I tried using a baking stone and water to add steam to the oven, but the initial bread was too flat. Then I tried using my Le Crueset pot that everyone else was using, but that particular loaf wasn't great. I finalized on the All Clad dutch oven which is very heavy and just the right size for the bread to keep it's shape as well as rise spectacularly.

The baking times varied for my oven. My oven is callibrated correctly and baking at 450 degrees with a preheated dutch oven causes the bread to overcook if I leave it uncovered for over 15 minutes past the initial bake in the covered pot for 30 minutes. My oven seems to bake the best loaf at exactly 14 minutes uncovered. It comes out brown and light with great structure, plenty of holes, and a lovely thready glutin result. The crust is light on top and bottom, but very substantial and flakey. The inside is chewy and light. It truely is delicious.

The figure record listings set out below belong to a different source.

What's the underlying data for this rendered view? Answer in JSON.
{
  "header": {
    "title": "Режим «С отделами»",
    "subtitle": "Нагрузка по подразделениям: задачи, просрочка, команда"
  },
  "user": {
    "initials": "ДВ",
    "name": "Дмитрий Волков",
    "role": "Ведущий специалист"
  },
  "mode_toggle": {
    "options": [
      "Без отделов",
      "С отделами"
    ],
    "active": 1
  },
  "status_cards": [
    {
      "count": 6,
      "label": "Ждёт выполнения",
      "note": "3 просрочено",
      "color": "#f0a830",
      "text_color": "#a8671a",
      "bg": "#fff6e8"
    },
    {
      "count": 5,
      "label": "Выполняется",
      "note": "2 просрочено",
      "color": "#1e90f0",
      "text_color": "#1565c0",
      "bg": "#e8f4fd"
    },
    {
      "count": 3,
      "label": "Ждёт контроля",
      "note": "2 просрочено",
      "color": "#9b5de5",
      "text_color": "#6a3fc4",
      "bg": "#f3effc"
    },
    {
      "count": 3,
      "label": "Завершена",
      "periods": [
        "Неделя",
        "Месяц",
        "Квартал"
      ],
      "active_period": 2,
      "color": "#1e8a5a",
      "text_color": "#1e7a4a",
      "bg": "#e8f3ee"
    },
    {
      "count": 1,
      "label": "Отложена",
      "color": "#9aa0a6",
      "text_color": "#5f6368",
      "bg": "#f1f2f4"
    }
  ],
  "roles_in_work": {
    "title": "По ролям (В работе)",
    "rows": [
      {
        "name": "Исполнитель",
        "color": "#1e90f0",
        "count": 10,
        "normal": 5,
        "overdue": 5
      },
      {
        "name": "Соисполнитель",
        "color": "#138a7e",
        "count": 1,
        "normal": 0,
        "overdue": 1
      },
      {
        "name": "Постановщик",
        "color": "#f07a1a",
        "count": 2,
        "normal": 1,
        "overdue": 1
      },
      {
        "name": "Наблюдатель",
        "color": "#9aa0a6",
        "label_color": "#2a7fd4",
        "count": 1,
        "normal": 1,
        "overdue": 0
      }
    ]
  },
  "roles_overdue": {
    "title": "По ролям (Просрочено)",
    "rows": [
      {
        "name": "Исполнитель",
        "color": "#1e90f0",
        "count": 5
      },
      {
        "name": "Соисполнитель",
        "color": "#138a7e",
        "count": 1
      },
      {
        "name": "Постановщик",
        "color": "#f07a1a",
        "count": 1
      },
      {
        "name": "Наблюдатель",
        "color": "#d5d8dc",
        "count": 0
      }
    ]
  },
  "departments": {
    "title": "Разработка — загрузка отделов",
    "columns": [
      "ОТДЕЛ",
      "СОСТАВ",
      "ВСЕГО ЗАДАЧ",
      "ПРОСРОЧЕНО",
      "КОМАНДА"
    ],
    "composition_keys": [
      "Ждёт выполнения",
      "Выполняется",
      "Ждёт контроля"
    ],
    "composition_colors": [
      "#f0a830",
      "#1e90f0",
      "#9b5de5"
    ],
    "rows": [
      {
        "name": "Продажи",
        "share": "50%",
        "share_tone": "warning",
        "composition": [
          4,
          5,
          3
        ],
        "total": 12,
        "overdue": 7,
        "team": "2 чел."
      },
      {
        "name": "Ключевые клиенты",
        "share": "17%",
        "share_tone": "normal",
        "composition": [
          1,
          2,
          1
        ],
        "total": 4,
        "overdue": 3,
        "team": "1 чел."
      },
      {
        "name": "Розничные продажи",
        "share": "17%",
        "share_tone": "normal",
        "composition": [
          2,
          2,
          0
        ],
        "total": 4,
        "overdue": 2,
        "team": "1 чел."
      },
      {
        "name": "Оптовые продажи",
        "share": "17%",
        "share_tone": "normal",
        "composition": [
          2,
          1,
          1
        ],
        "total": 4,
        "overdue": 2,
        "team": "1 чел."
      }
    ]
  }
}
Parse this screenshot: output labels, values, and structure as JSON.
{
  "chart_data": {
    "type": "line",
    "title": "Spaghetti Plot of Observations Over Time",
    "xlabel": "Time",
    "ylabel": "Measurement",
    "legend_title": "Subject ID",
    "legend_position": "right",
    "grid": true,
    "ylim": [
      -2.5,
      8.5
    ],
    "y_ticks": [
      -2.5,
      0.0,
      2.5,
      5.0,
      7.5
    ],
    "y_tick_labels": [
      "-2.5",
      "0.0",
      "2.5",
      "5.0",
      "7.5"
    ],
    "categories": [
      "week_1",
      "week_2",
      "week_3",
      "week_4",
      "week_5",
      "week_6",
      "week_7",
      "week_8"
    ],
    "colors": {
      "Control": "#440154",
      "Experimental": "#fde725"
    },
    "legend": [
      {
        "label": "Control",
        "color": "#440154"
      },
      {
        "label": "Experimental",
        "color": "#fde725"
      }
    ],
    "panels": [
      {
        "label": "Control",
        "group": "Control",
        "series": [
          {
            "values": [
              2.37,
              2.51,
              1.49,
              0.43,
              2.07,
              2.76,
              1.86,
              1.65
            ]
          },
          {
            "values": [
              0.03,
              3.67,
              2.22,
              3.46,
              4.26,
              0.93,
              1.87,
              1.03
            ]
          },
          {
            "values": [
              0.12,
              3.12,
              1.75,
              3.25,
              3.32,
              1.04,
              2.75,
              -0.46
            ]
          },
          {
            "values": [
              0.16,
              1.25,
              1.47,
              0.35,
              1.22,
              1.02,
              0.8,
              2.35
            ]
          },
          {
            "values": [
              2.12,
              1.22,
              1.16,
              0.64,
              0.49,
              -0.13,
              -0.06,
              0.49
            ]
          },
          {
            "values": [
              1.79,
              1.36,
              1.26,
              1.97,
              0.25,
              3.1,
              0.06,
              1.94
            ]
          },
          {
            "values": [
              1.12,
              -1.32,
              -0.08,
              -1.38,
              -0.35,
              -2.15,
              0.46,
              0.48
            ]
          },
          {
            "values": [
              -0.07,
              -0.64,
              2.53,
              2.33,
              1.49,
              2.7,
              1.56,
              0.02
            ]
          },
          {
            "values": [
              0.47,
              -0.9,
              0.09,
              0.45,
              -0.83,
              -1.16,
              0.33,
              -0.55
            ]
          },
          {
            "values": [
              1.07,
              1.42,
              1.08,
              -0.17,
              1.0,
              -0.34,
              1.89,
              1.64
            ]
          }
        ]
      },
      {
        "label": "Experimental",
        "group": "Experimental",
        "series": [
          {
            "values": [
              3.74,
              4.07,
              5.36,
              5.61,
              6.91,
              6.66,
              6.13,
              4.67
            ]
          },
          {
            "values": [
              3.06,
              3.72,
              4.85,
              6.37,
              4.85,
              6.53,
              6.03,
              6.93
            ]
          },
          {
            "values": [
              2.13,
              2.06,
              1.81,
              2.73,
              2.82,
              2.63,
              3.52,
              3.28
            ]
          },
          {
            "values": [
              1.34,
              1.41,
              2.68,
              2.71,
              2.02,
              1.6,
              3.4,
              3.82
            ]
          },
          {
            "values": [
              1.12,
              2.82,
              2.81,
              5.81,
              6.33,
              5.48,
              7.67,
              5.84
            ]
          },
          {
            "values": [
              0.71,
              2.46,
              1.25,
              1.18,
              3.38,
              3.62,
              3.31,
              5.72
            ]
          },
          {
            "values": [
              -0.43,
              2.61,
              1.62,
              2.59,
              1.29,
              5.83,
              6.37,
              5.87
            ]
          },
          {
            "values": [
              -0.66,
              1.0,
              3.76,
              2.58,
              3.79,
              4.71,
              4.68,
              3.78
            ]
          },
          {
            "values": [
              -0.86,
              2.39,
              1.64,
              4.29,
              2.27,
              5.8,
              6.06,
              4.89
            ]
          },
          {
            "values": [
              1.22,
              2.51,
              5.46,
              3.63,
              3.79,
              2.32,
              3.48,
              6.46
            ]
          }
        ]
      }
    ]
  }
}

For sandwiches, I've been cutting the bread into quarters, slicing each quarter down the middle and then spreading the filling inside the pocket. This makes an artesinal-type sandwich that is substantial and filling. I find that this bread goes beautifully with smoked herb turkey and avocado with alfalfa sprouts and tomato slices.

If you haven't tried this bread, and you want to bake a true artesinal bread at home, you gotta try this recipe. It is so easy even a child could easily make it from start to finish, and the result is spectacular.

I'd have pictures, but we eat it as soon as it cools. Sad, but true!